Federal Idea wanted the survey to coincide with the 30th anniversary of the repatriation of the Canadian Constitution, and asked CROP to poll Quebecers on their perceptions of the event, as well as other issues concerning their political options, their identity, the constitutional status of Quebec and the Canadian Charter of Rights and Freedoms.

The survey yielded many findings that shed new light on the current political climate, as follows:

  • 63% of Quebecers say they are proud to be both Quebecers and Canadians;
  • 63% agree that federalism entails more advantages than disadvantages; 77% say the debate over Quebec’s political future should be set aside so that we can address more immediate problems;
  • 71% feel that the sovereignty debate is a thing of the past (in a previous survey conducted by Federal Idea in April 2010, only 58% shared this opinion);
  • 73% of them would prefer that the Quebec nation be recognized in the constitution;
  • Only 25% would opt for an independent Quebec if they were asked to choose between this option and remaining in the Canadian federation with the current constitution or a constitution amended to make it acceptable to the Government of Quebec.


Concerning the 1982 repatriation, 80% of Quebecers agree that this was a good thing, while 88% of them think that the inclusion of the Charter of Rights and Freedoms in the Constitution was a good thing. 75% of Quebecers approve the protection provided to the anglophone minority in Quebec. In spite of the fact that 80% believe that repatriation of the Constitution was a good thing, the survey reveals that 40% of Quebecers know that 1982 is the year the Constitution was repatriated.

Concerning the fact that the Constitution was repatriated and amended without Quebec’s consent, they are not prepared to agree that either party was in the right: 31% indicate that Quebec was right not to have signed and 32% indicate that Ottawa was right to proceed without Quebec’s consent.

Quebecers are more divided over whether Bill 101 takes precedence over the provisions of the Canadian Charter of Rights and Freedoms. While 59% of them feel that the Charter should take precedence over Bill 101, 41% feel that Bill 101 should take precedence instead. This relative ambivalence is due mainly the fact that 51% of francophones give precedence to the Charter as against 49% to Bill 101. It is also worth noting that a majority of francophones (67%) feel that the courts have weakened Bill 101 by interpreting it in light of the Charter of Rights.

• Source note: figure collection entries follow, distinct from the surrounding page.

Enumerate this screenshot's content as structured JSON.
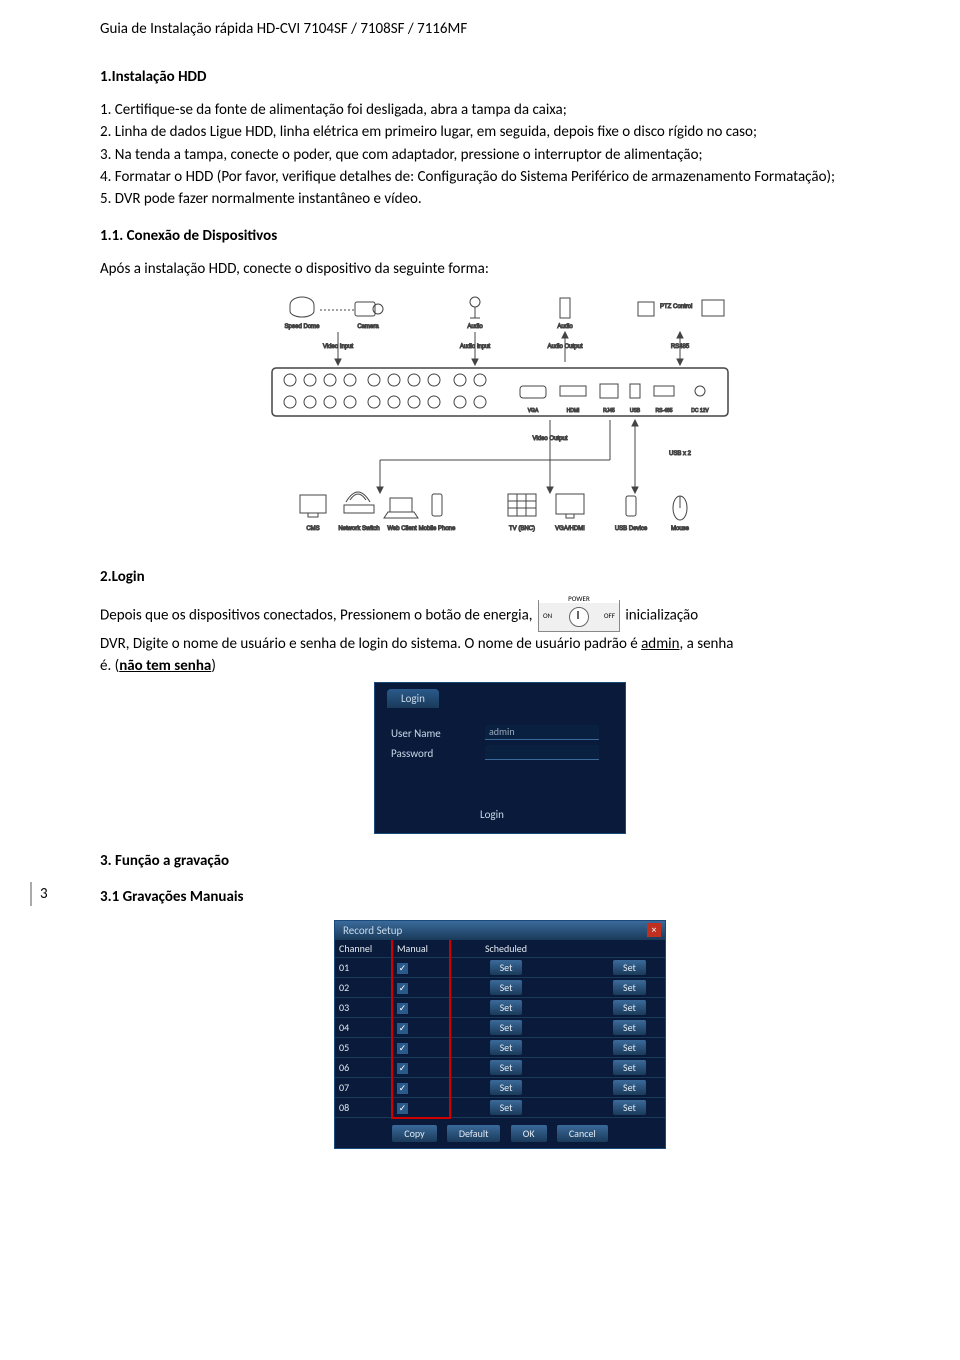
{
  "header": "Guia de Instalação rápida HD-CVI 7104SF / 7108SF / 7116MF",
  "page_number": "3",
  "section1": {
    "title": "1.Instalação HDD",
    "items": [
      "1. Certifique-se da fonte de alimentação foi desligada, abra a tampa da caixa;",
      "2. Linha de dados Ligue HDD, linha elétrica em primeiro lugar, em seguida, depois fixe o disco rígido no caso;",
      "3. Na tenda a tampa, conecte o poder, que com adaptador, pressione o interruptor de alimentação;",
      "4. Formatar o HDD (Por favor, verifique detalhes de: Configuração do Sistema Periférico de armazenamento Formatação);",
      "5. DVR pode fazer normalmente instantâneo e vídeo."
    ]
  },
  "section1_1": {
    "title": "1.1. Conexão de Dispositivos",
    "intro": "Após a instalação HDD, conecte o dispositivo da seguinte forma:"
  },
  "diagram": {
    "labels": {
      "speed_dome": "Speed Dome",
      "camera": "Camera",
      "audio": "Audio",
      "audio2": "Audio",
      "ptz_control": "PTZ Control",
      "video_input": "Video Input",
      "audio_input": "Audio Input",
      "audio_output": "Audio Output",
      "rs485": "RS485",
      "video_output": "Video Output",
      "usb_x2": "USB x 2",
      "cms": "CMS",
      "network_switch": "Network Switch",
      "web_client": "Web Client",
      "mobile_phone": "Mobile Phone",
      "tv_bnc": "TV (BNC)",
      "vga_hdmi": "VGA/HDMI",
      "usb_device": "USB Device",
      "mouse": "Mouse",
      "vga": "VGA",
      "hdmi": "HDMI",
      "rj45": "RJ45",
      "usb": "USB",
      "rs485_2": "RS-485",
      "dc12v": "DC 12V"
    }
  },
  "section2": {
    "title": "2.Login",
    "text_before": "Depois que os dispositivos conectados, Pressionem o botão de energia,",
    "text_after1": "inicialização",
    "text_line2a": "DVR, Digite o nome de usuário e senha de login do sistema. O nome de usuário padrão é ",
    "text_line2b": "admin",
    "text_line2c": ", a senha",
    "text_line3a": "é. (",
    "text_line3b": "não tem senha",
    "text_line3c": ")",
    "power": {
      "label": "POWER",
      "on": "ON",
      "off": "OFF"
    }
  },
  "login": {
    "title": "Login",
    "user_label": "User Name",
    "pass_label": "Password",
    "user_value": "admin",
    "button": "Login"
  },
  "section3": {
    "title": "3.  Função a gravação",
    "sub": "3.1 Gravações Manuais"
  },
  "record": {
    "title": "Record Setup",
    "headers": {
      "channel": "Channel",
      "manual": "Manual",
      "scheduled": "Scheduled"
    },
    "rows": [
      "01",
      "02",
      "03",
      "04",
      "05",
      "06",
      "07",
      "08"
    ],
    "set": "Set",
    "buttons": {
      "copy": "Copy",
      "default": "Default",
      "ok": "OK",
      "cancel": "Cancel"
    }
  }
}
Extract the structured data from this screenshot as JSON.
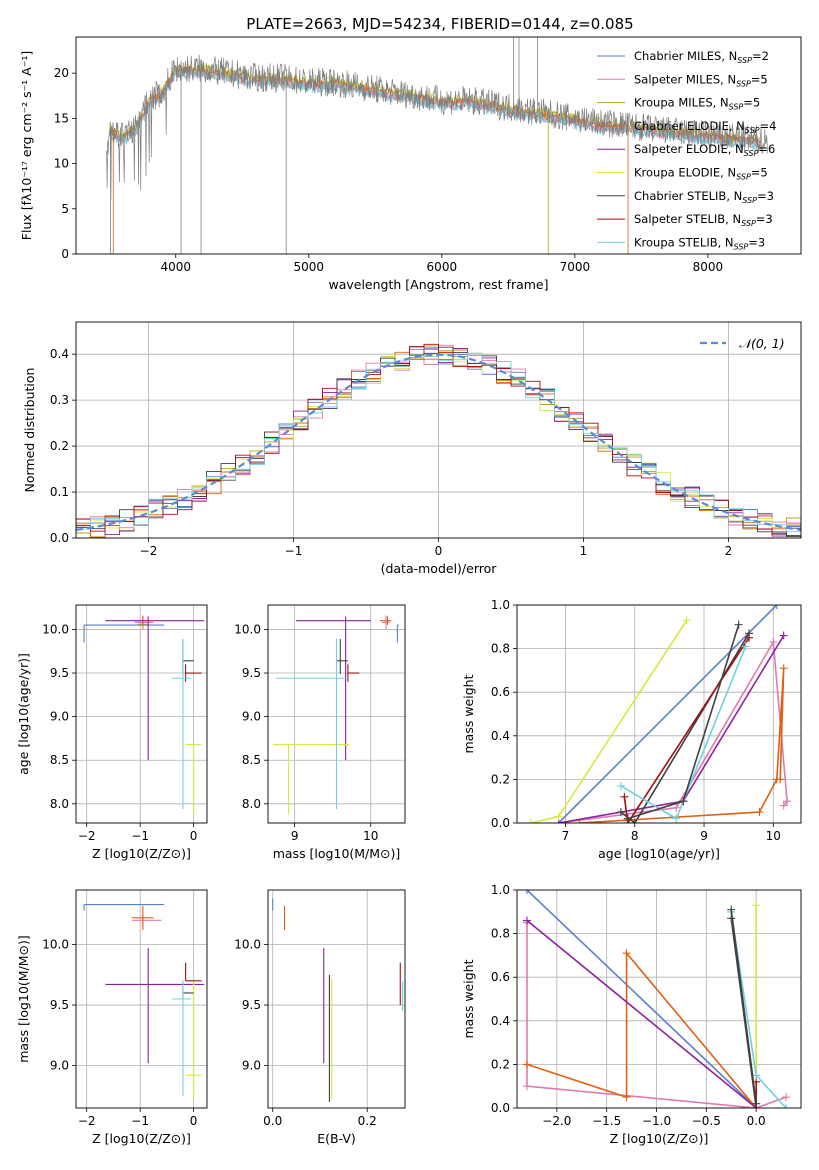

When Quebecers are asked what current they identify with, the findings reveal a wide range of nuances, while a majority still refuses to choose any one of the options proposed. For example, the survey found that 20% say they are federalists, 19% sovereignists, 17% nationalists, and 8% autonomists, while 37% do not identify with any of these categories. These results suggest that a large proportion of Quebecers no longer sees itself in terms of the debate that has dominated Quebec politics for forty years, and may explain why the two major parties in this debate find it difficult to continue to inspire the population.


The Federal Idea would also like to take advantage of the release of this poll to announce the appointment of Mr. Jocelyn Coulon, as Executive Director of the organization and Mr. Martin Coiteux as Research Director. Messrs Coulon and Coiteux are respectively Director of the Francophone Research Network on Peace Operations affiliated with CERIUM at Université de Montréal, and Professor in the Department of International Business at HEC Montreal.